Production is as close to assembly line style as possible given the amount of customized work, but the human component is still significant. As a result, both quality and safety are priorities.
“Quality is everyone’s job here,” Roger says as we walk past the ISO 9001 banner hanging on the plant wall. “We don’t have a dedicated quality inspector. We’ve seen plants with separate production and quality departments, and it ends in a lot of finger pointing. We have a final inspection at shipping, but for the rest we’d rather have everyone take charge of quality as they work, and sign off on that work.”
The plant’s safety record is good, he says, adding that they continue to upgrade equipment with safety in mind.
“Some of the older equipment can’t be brought up to modern safety standards to our satisfaction, with laser curtains for example. We recently bought a new press for the sole reason that we didn’t have any way to guard the older one to allow the job to be done safely.”
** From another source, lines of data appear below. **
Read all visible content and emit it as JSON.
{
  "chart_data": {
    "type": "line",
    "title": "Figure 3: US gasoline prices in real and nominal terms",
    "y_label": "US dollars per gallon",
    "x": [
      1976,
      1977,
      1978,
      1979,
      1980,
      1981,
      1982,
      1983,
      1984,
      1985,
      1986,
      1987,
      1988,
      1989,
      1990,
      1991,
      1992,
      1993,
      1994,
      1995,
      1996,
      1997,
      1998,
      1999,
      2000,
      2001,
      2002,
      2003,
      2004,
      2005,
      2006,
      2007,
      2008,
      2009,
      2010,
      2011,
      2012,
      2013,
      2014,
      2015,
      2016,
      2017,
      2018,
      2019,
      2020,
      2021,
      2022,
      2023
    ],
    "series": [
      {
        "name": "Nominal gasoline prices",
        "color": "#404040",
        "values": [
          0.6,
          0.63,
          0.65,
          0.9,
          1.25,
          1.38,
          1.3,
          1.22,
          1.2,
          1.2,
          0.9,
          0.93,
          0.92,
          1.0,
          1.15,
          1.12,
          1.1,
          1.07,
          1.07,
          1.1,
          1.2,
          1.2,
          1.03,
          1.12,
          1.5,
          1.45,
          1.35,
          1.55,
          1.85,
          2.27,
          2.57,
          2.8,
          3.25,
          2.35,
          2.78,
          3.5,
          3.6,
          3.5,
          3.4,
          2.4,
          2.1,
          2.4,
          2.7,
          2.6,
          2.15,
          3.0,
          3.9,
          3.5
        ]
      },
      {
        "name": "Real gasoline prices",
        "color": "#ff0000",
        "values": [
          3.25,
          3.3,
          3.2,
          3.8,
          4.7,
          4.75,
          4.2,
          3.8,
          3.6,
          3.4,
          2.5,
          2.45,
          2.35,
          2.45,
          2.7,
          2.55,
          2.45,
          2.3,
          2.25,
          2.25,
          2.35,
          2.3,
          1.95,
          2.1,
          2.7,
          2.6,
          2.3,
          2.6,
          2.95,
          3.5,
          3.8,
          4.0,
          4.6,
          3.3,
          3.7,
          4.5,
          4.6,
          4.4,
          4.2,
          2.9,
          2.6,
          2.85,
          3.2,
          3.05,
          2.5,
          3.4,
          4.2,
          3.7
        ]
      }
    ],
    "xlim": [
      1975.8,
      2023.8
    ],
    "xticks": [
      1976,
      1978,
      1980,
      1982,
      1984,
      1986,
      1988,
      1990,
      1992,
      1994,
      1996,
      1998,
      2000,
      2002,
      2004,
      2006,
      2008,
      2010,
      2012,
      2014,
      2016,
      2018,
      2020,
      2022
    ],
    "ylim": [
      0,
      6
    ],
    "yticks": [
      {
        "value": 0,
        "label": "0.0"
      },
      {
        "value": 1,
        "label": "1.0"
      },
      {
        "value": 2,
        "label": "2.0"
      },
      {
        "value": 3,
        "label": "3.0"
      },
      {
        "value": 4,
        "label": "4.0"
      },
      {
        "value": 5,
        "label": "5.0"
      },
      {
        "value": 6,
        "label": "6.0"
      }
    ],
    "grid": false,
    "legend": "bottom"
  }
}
The plant is also working with specialists to reduce the noise level through the plant, which can get quite high in winter months when the air return system is engaged.
The plant works three shifts, five days a week with Saturdays available for overtime. In 2006, Nefab shipped over 250,000 crates from this location; a number that Arnaldo says would be much higher if life were simpler.
“If we get a lot of orders with internal packaging designs, it takes more time. We could produce at least 50% more if we were making empty crates, which from a pure production perspective might seem better. But our strength is making what the customer wants.”
Heading back to the boardroom, Carey agrees. “We specialize in the design of complete packaging solutions – It’s what sets us apart, and brings value to the customer. So, no, we don’t mind the extra work,” he concludes with a smile.